The story grounds historical fiction in a stolid narrative. There is an element of universality to the proceedings, despite the story anchoring itself temporally and geographically to a specific period in history. Gurnah deftly manages the feat by spiking his stirring indictment of colonial atrocity with the intimate ordinariness of itinerant lives.
The latest novel from Nobel laureate Gurnah resists categorization. As a breathtaking historical account, this underscores decades-long horrors of war, displacement, slavery, and colonial conquest. Yet Gurnah also intimately captures luminous facets of humanity through unique characters, each with a rich personal background and attention-grabbing, often humorous, sometimes disturbing idiosyncrasies. Ultimately, in this story of a love that transcends pain, suffering, tragedy, and misfortune, Gurnah constructs a remarkable portrait of tenderness, deep affection, and longing that stretches over time and across continents ... Absorbing, powerful, and enduring, Afterlives is an extraordinary reading experience by one of the great writers of our time.
... a century of East Africa’s history comes viscerally to life through deeply flawed, wryly funny, sometimes admirable characters ... Focusing on the daily lives of these people, Gurnah touches on important themes, including the push/pull of various cultures, the value of education for women, and the ramifications of protracted wars, though he fails to delve deeply into any ... Will appeal to aficionados of historical fiction but could leave others yearning for a deeper understanding of the characters’ motivations for their sometimes inexplicable actions. Still, the Nobel Prize bestowed renewed international acclaim on Gurnah’s body of work, making this novel a must-have.

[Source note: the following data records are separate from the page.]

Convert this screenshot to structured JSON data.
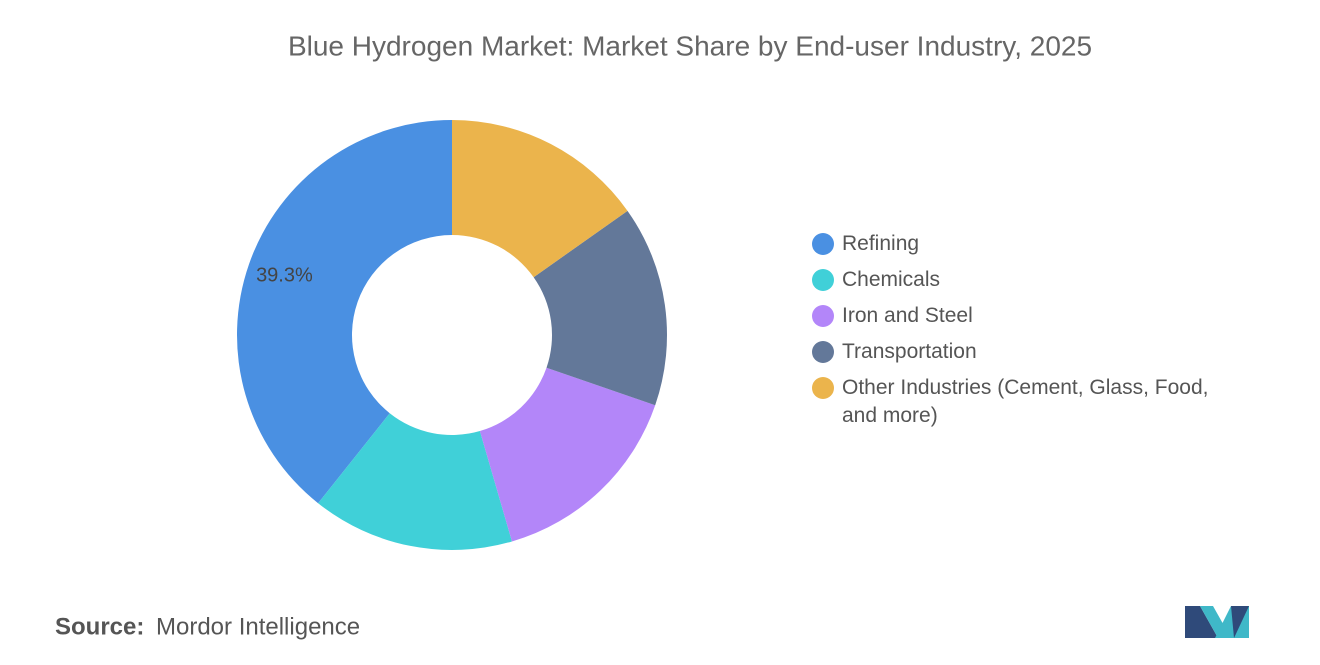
{
  "chart_data": {
    "type": "donut",
    "title": "Blue Hydrogen Market: Market Share by End-user Industry, 2025",
    "categories": [
      "Refining",
      "Chemicals",
      "Iron and Steel",
      "Transportation",
      "Other Industries (Cement, Glass, Food, and more)"
    ],
    "values": [
      39.3,
      15.2,
      15.2,
      15.1,
      15.2
    ],
    "value_labels": [
      "39.3%",
      null,
      null,
      null,
      null
    ],
    "colors": [
      "#4a90e2",
      "#40d0d8",
      "#b386f9",
      "#637899",
      "#ebb44c"
    ],
    "legend": "right"
  },
  "footer": {
    "source_label": "Source:",
    "source": "Mordor Intelligence"
  }
}
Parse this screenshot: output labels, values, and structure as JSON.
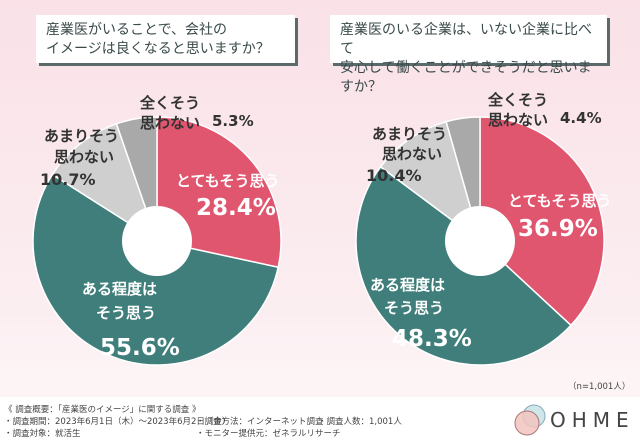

Gurnah’s story is an understated study in personality; the action is sparing, the reaction nuanced and wholly believable, and the love story that develops between Hamza and a young woman named Afiya touching ... impeccably written ... A novel with an epic feel, even at 320 pages, building a complex, character-based story that stretches over generations.
... riveting ... Gurnah’s spare, unvarnished prose shines a harsh but honest light on the brutality of Africa’s colonial past and the violence inflicted by Europeans, which amounts to 'absurd and nonchalant heroics,' and through his rich main characters, the impact of colonialism and other key global events truly hits home. This profound account of empire and the everyman is not to be missed.